Monday, May. 27, 1974

As the Ma'alot schoolhouse massacre in Israel and the retaliatory air strikes in Lebanon shook the Middle East last week while Secretary of State Henry Kissinger was trying to negotiate peace, TIME'S bureaus deployed on both sides of hostile borders. In Israel, the Jerusalem bureau's David Halevy and Photographer David Rubinger raced to Ma'alot. For an eyewitness report at the climax of a day's excruciating vigil, Halevy moved into the school building with a wave of Israeli paratroopers. Says Halevy, who was wounded in the October war: "I have seen many terrible scenes as a soldier and as a journalist. But I have never seen anything as bad as Ma'alot." Bureau Chief William F. Marmon Jr., a former TIME Viet Nam War correspondent, spoke with Israeli officials, who recounted the events leading to the Ma'alot tragedy and discussed its impact on the Kissinger mission. Correspondent Marlin Levin, who has reported on four Middle East wars since 1947, weighed the public reaction and the continuing instability of Israel's government.

To the north, Beirut Bureau Chief Karsten Prager, also a former Viet Nam War correspondent, rose from a sickbed with a 102DEG fever to direct the bureau's work and write comprehensive files on the Palestinian liberation movement and the political repercussions of the week's violence. Photographer Eddie Adams headed to 'Ain el Hilweh, a refugee camp that had been hit by Israeli planes, where he was guarded closely by armed commandos. Correspondent William Stewart, a journalistic veteran of Viet Nam and India-Pakistan combat, also visited 'Ain el Hilweh with TIME'S Abu Said. They poked through the ruins and talked with bitter but resolute Palestinians.

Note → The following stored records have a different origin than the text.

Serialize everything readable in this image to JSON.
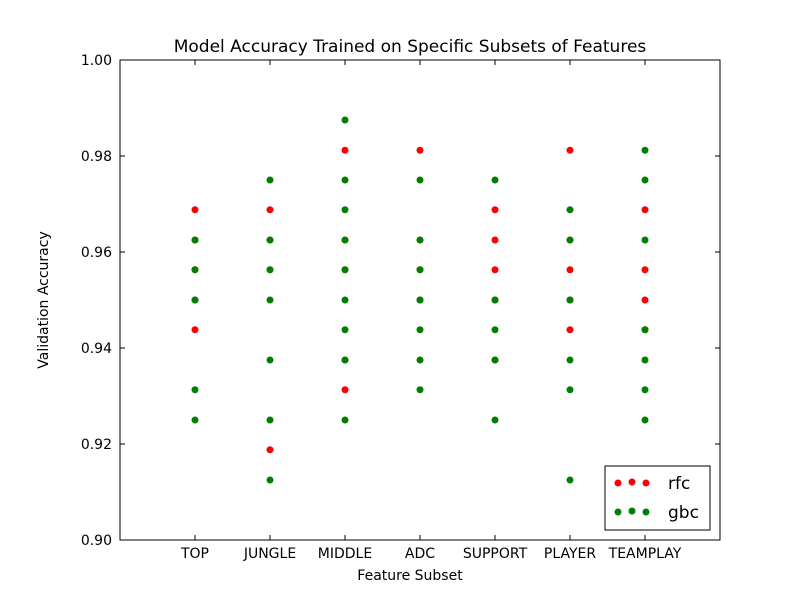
{
  "chart_data": {
    "type": "scatter",
    "title": "Model Accuracy Trained on Specific Subsets of Features",
    "xlabel": "Feature Subset",
    "ylabel": "Validation Accuracy",
    "ylim": [
      0.9,
      1.0
    ],
    "yticks": [
      0.9,
      0.92,
      0.94,
      0.96,
      0.98,
      1.0
    ],
    "ytick_labels": [
      "0.90",
      "0.92",
      "0.94",
      "0.96",
      "0.98",
      "1.00"
    ],
    "categories": [
      "TOP",
      "JUNGLE",
      "MIDDLE",
      "ADC",
      "SUPPORT",
      "PLAYER",
      "TEAMPLAY"
    ],
    "xlim": [
      -1,
      7
    ],
    "legend_position": "lower-right",
    "series": [
      {
        "name": "rfc",
        "color": "#ff0000",
        "points": [
          [
            0,
            0.9688
          ],
          [
            0,
            0.9625
          ],
          [
            0,
            0.9563
          ],
          [
            0,
            0.95
          ],
          [
            0,
            0.9438
          ],
          [
            1,
            0.9688
          ],
          [
            1,
            0.9625
          ],
          [
            1,
            0.9563
          ],
          [
            1,
            0.9188
          ],
          [
            2,
            0.9812
          ],
          [
            2,
            0.9625
          ],
          [
            2,
            0.9563
          ],
          [
            2,
            0.9375
          ],
          [
            2,
            0.9313
          ],
          [
            3,
            0.9812
          ],
          [
            3,
            0.9625
          ],
          [
            3,
            0.9563
          ],
          [
            3,
            0.95
          ],
          [
            4,
            0.9688
          ],
          [
            4,
            0.9625
          ],
          [
            4,
            0.9563
          ],
          [
            4,
            0.95
          ],
          [
            4,
            0.9375
          ],
          [
            5,
            0.9812
          ],
          [
            5,
            0.9625
          ],
          [
            5,
            0.9563
          ],
          [
            5,
            0.95
          ],
          [
            5,
            0.9438
          ],
          [
            6,
            0.9688
          ],
          [
            6,
            0.9563
          ],
          [
            6,
            0.95
          ],
          [
            6,
            0.9438
          ]
        ]
      },
      {
        "name": "gbc",
        "color": "#008000",
        "points": [
          [
            0,
            0.9625
          ],
          [
            0,
            0.9563
          ],
          [
            0,
            0.95
          ],
          [
            0,
            0.9313
          ],
          [
            0,
            0.925
          ],
          [
            1,
            0.975
          ],
          [
            1,
            0.9625
          ],
          [
            1,
            0.9563
          ],
          [
            1,
            0.95
          ],
          [
            1,
            0.9375
          ],
          [
            1,
            0.925
          ],
          [
            1,
            0.9125
          ],
          [
            2,
            0.9875
          ],
          [
            2,
            0.975
          ],
          [
            2,
            0.9688
          ],
          [
            2,
            0.9625
          ],
          [
            2,
            0.9563
          ],
          [
            2,
            0.95
          ],
          [
            2,
            0.9438
          ],
          [
            2,
            0.9375
          ],
          [
            2,
            0.925
          ],
          [
            3,
            0.975
          ],
          [
            3,
            0.9625
          ],
          [
            3,
            0.9563
          ],
          [
            3,
            0.95
          ],
          [
            3,
            0.9438
          ],
          [
            3,
            0.9375
          ],
          [
            3,
            0.9313
          ],
          [
            4,
            0.975
          ],
          [
            4,
            0.95
          ],
          [
            4,
            0.9438
          ],
          [
            4,
            0.9375
          ],
          [
            4,
            0.925
          ],
          [
            5,
            0.9688
          ],
          [
            5,
            0.9625
          ],
          [
            5,
            0.95
          ],
          [
            5,
            0.9375
          ],
          [
            5,
            0.9313
          ],
          [
            5,
            0.9125
          ],
          [
            6,
            0.9812
          ],
          [
            6,
            0.975
          ],
          [
            6,
            0.9625
          ],
          [
            6,
            0.9438
          ],
          [
            6,
            0.9375
          ],
          [
            6,
            0.9313
          ],
          [
            6,
            0.925
          ]
        ]
      }
    ]
  }
}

One of the few men who saw both sides was TIME'S State Department correspondent John Mulliken, visiting the area with Kissinger for the fourth time in six months. On successive days the Syrians and the Israelis escorted Mulliken on inspections of the front. Then he rejoined the Kissinger party in time to report on the Secretary's further progress toward peace in the troubled Middle East.